The addictive nature of app design keeps you scrolling, tapping, or watching so they can show you ads. You pay with time, not dollars. “Free” is a business model, not a gift.

I will give these companies a nod that running an app costs money (servers, engineers, storage). If you are not paying, the company must earn revenue another way. Ad-free options are becoming more common as a premium. You have probably noticed that on apps and also on video streaming services. You thought that paying for Amazon Prime meant no ads on the videos. Wrong. Free is often an illusion.

In the world of AI, the difference between free and paid tiers is more than a matter of convenience. It is also about identity and privacy.

Privacy becomes the hidden cost. Data is currency. Companies track you across apps and devices, build detailed behavioral profiles, and use algorithms to influence what you see. This raises concerns about autonomy and consent.

Is there no stopping them? As long as you agree to their terms, they have a lot of power. BUT you can read those terms and privacy settings more carefully. (They rely on the fact that many users don't read the terms or adjust their settings at all.) Educate yourself and understand how digital ecosystems make money. You can choose paid or privacy-focused alternatives. And you can remove the app entirely from your life.

I see comparisons of using AI to using social media platforms. I don't think AI data is the same as social media data. Social media platforms monetize your attention. The longer you scroll, the more ads they can show. AI chatbots operate on a different axis. Your prompts aren’t just content; they’re training signals. They reveal how people think, what they struggle with, what they’re curious about, and how they phrase questions. Maybe it is anonymized (a good thing) but it is still valuable and often sensitive data.

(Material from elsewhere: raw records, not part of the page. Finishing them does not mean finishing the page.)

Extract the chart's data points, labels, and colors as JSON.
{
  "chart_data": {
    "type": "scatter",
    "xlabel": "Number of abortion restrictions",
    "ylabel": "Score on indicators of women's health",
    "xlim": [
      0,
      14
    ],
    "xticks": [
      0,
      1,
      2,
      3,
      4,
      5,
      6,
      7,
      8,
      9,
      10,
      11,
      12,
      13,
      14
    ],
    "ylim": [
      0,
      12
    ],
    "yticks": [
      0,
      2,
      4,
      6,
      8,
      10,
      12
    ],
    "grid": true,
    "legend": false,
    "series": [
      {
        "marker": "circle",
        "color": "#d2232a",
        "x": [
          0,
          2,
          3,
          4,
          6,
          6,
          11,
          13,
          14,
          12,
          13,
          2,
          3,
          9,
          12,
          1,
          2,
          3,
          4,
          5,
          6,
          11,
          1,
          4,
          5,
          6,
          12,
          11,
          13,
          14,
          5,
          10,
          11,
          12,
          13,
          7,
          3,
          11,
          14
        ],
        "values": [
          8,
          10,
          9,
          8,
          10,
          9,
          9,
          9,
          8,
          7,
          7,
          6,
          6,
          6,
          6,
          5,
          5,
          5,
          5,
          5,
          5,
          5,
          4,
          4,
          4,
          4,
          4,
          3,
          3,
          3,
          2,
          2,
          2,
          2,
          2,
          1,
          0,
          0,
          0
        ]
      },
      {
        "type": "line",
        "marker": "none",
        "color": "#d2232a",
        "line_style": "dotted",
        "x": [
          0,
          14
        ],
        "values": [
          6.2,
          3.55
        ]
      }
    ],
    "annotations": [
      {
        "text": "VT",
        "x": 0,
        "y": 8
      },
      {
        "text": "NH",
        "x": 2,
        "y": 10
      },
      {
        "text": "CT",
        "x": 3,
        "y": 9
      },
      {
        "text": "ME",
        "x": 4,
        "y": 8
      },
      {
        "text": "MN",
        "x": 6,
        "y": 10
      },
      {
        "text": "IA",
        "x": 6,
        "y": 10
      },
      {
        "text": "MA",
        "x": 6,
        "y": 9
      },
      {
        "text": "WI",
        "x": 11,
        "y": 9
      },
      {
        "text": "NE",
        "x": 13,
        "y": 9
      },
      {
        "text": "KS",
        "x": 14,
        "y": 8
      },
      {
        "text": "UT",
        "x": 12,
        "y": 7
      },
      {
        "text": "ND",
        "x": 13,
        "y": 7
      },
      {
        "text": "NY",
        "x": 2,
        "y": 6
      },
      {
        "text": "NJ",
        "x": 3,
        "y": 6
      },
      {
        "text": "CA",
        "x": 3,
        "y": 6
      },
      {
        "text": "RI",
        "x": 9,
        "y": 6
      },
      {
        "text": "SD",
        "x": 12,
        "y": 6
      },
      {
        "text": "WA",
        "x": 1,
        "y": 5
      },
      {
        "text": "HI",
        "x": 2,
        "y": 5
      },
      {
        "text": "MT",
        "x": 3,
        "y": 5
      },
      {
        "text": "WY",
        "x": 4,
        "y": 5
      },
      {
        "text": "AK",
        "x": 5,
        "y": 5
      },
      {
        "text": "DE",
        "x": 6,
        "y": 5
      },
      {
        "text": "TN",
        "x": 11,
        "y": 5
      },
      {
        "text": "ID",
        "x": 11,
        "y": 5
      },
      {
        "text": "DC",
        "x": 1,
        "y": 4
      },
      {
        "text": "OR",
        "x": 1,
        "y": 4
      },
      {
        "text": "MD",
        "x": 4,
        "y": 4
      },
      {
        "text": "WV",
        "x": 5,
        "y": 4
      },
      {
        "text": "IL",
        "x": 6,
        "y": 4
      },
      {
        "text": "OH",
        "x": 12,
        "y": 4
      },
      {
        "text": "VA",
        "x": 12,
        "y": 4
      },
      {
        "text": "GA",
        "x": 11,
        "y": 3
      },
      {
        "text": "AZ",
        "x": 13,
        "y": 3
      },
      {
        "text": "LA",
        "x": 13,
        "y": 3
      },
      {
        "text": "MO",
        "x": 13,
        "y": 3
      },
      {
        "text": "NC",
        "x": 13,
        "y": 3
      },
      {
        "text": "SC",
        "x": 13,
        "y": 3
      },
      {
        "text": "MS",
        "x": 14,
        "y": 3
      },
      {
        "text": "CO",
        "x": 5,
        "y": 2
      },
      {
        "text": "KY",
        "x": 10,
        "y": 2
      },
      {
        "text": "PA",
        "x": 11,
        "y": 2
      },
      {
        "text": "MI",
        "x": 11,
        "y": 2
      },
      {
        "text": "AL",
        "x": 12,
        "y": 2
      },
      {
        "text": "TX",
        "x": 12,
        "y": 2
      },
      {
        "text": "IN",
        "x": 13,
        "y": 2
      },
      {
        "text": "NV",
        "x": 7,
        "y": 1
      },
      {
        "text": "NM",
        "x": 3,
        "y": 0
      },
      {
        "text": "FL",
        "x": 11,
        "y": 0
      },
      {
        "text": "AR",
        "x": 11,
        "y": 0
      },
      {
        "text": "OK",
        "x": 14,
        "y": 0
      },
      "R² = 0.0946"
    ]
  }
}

Alarmist articles will remind you that many free AI chatbots use your prompts, your corrections, and your uploaded files. They have that photo of your family that you let them enhance. What will they do with what you give them? I can't answer that as of now, and certainly not for the future. I know that your conversation history is used to train or fine-tune future versions of the model. Hey, you are part of the product pipeline - but don't expect to be paid for your contributions.

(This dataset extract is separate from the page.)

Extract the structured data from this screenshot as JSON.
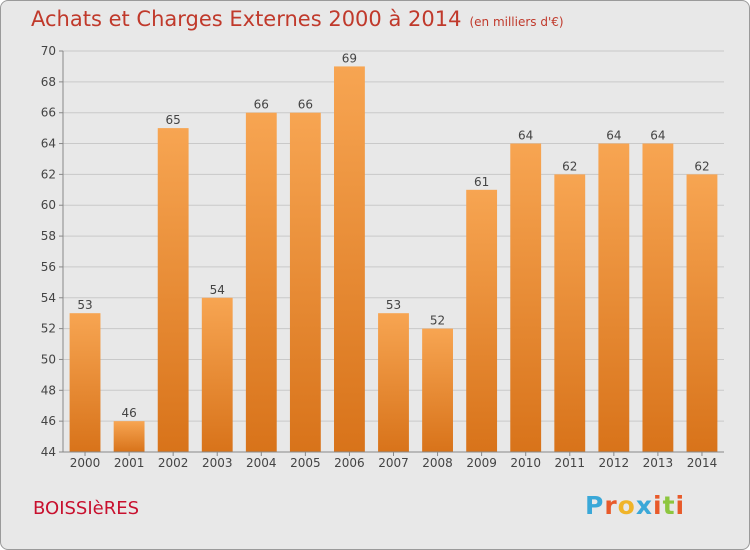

I also concede that the business model matters and that different AI companies monetize differently. For example, Microsoft provides its own privacy commitments and policies, and those govern how your data is handled. For details, they always direct users to their Privacy Statement.

Here are 4 business models currently out there:
Ad-supported = Your attention is monetized.
Freemium = Free tier gathers usage; paid tier subsidizes development.
Enterprise licensing = Your data may be isolated; the company earns from businesses.
Open source =  The model is free; the company may sell hosting or support.

So "if an app is free, you are the product" still applies, but not always in the same way. When an AI tool is free, you’re not just the product — you’re also the collaborator. You’re an unpaid teacher, tester, and a source of fuel for improvement.